You jump in excitement with all of your friends and sing “We gon be alright” with Kendrick Lamar no matter your skin color because you empathize with the fusion of voice and instrumentation in that moment. You even sing passionately, “Trying to make a dollar out of 15 cents” with Tupac Shakur because part of you can relate to times of struggle. You delight in the beneficial exchange of musical pleasure for a temporarily vicarious empathetic moment.

And underneath the music, you are aware of hip hop being predominately made by people of color. You are aware of the struggles that some of your favorite artists have come from and the cycles of mass incarceration and violence that plague their communities.

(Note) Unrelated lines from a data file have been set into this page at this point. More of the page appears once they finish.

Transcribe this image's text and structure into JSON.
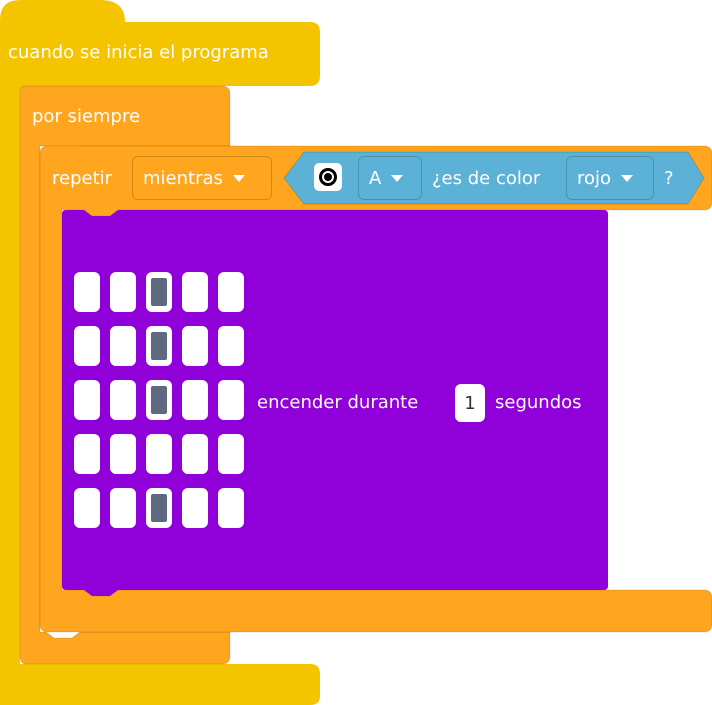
{
  "event_block": {
    "label": "cuando se inicia el programa"
  },
  "forever_block": {
    "label": "por siempre"
  },
  "repeat_block": {
    "label": "repetir",
    "mode_dropdown": "mientras"
  },
  "condition_block": {
    "port_icon": "color-sensor-icon",
    "port_dropdown": "A",
    "question": "¿es de color",
    "color_dropdown": "rojo",
    "question_end": "?"
  },
  "light_block": {
    "text_before": "encender durante",
    "duration": "1",
    "text_after": "segundos",
    "matrix": [
      [
        0,
        0,
        1,
        0,
        0
      ],
      [
        0,
        0,
        1,
        0,
        0
      ],
      [
        0,
        0,
        1,
        0,
        0
      ],
      [
        0,
        0,
        0,
        0,
        0
      ],
      [
        0,
        0,
        1,
        0,
        0
      ]
    ]
  },
  "colors": {
    "event": "#f5c400",
    "control": "#ffa51e",
    "sensor": "#5cb1d6",
    "light": "#9000d8"
  }
}
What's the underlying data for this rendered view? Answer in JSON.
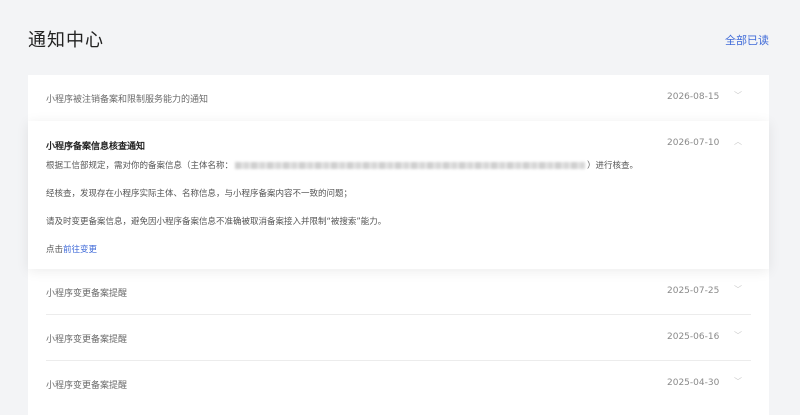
{
  "header": {
    "title": "通知中心",
    "mark_all_read": "全部已读"
  },
  "notifications": [
    {
      "title": "小程序被注销备案和限制服务能力的通知",
      "date": "2026-08-15",
      "expanded": false
    },
    {
      "title": "小程序备案信息核查通知",
      "date": "2026-07-10",
      "expanded": true
    },
    {
      "title": "小程序变更备案提醒",
      "date": "2025-07-25",
      "expanded": false
    },
    {
      "title": "小程序变更备案提醒",
      "date": "2025-06-16",
      "expanded": false
    },
    {
      "title": "小程序变更备案提醒",
      "date": "2025-04-30",
      "expanded": false
    }
  ],
  "detail": {
    "para1_prefix": "根据工信部规定，需对你的备案信息（主体名称：",
    "para1_suffix": "）进行核查。",
    "para2": "经核查，发现存在小程序实际主体、名称信息，与小程序备案内容不一致的问题；",
    "para3": "请及时变更备案信息，避免因小程序备案信息不准确被取消备案接入并限制“被搜索”能力。",
    "action_prefix": "点击",
    "action_link": "前往变更"
  },
  "icons": {
    "collapse": "chevron-down-icon",
    "expand": "chevron-up-icon"
  }
}
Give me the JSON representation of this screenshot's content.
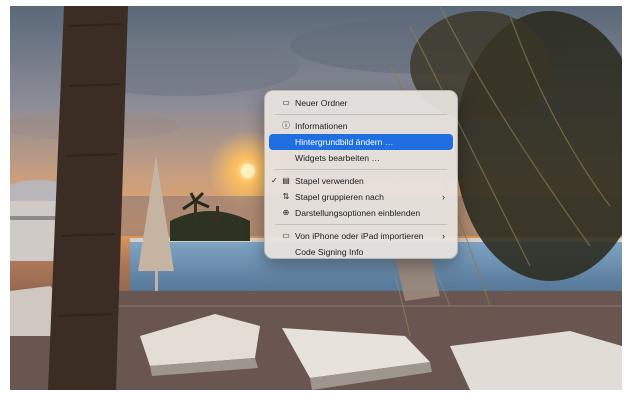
{
  "menu": {
    "items": [
      {
        "label": "Neuer Ordner",
        "icon": "new-folder-icon"
      },
      {
        "label": "Informationen",
        "icon": "info-icon"
      },
      {
        "label": "Hintergrundbild ändern …",
        "icon": "",
        "highlighted": true
      },
      {
        "label": "Widgets bearbeiten …",
        "icon": ""
      },
      {
        "label": "Stapel verwenden",
        "icon": "stack-icon",
        "checked": true
      },
      {
        "label": "Stapel gruppieren nach",
        "icon": "sort-icon",
        "submenu": true
      },
      {
        "label": "Darstellungsoptionen einblenden",
        "icon": "view-options-icon"
      },
      {
        "label": "Von iPhone oder iPad importieren",
        "icon": "device-import-icon",
        "submenu": true
      },
      {
        "label": "Code Signing Info",
        "icon": ""
      }
    ],
    "checkmark": "✓",
    "chevron": "›"
  },
  "colors": {
    "highlight": "#1f6fe0",
    "menu_bg": "#e8e4e0"
  }
}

You know that black people are being disproportionately victims of police brutality. You have heard the names of Eric Garner, Sandra Bland, and Philando Castile. Your friends of color speak of their hurtful experiences, yet you only vibe with strangers on records who tell similar stories over pulsating beats — you love hip hop.

Yet, when the record stops, in the middle of the darkness of the silent moments of life, you emulate the muted tones. You accept and enforce the dominant idea that black lives are less valuable and that black lives being of lesser value is due to the actions of black people. To say that black lives matter creates inner dissonance, something not experienced with the distance of empathizing an experience over music. You love hip hop, so how can black lives not matter?